3. Graceful shutdown is a system property, not just a code property. LeaderElection.shutdown() was correct from day one. It was useless because the signal that triggers it (SIGTERM) was never wired up.
4. At-least-once is the right trade-off for monitoring. Choosing "post-dispatch slot markers" over "pre-dispatch slot markers" was a deliberate call: rare duplicates over rare gaps.
5. NATS KV can replace a lot of infrastructure. Leader election, distributed locks, slot markers, schedule storage, response caching — all in one NATS KV bucket. No Zookeeper, no etcd.
Glossary
NATS JetStream — The persistence layer of NATS: durable messages, consumers, streams, and a built-in KV store.
Pull consumer — A JetStream consumer where the client explicitly requests batches of messages. taskiq-nats uses pull for backpressure control.

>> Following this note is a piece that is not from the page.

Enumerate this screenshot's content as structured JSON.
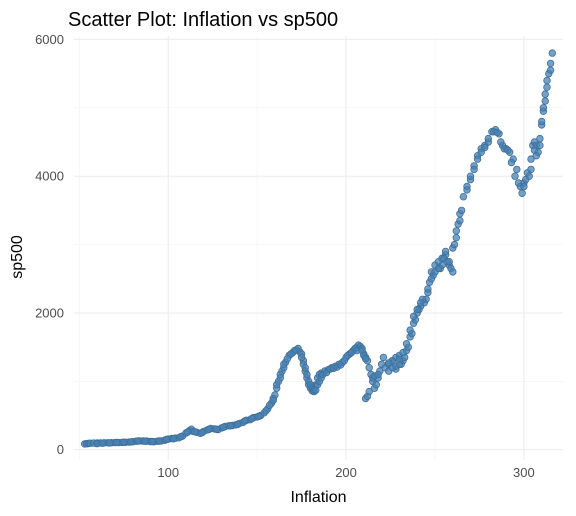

CAS (compare-and-swap) — An atomic operation: "write this value only if the current revision matches what I expect."
TTL (Time To Live) — A per-key expiry. After the TTL elapses, NATS automatically invalidates the key and notifies watchers.
Limit marker — The notification NATS delivers to watchers when a key expires by TTL. It carries a revision number but no KV-Operation header — distinct from an explicit DELETE or PURGE.
Leader election — The process by which one instance among several claims the coordinator role. Here implemented as an atomic kv.create() with TTL heartbeat renewal.
Slot marker — A short-lived KV key written after each task dispatch, encoding the (task, time window) pair. Used to prevent re-dispatch after a failover.
SIGTERM — The Unix signal Kubernetes sends to a pod before terminating it. Distinct from SIGKILL, which is immediate and unblockable.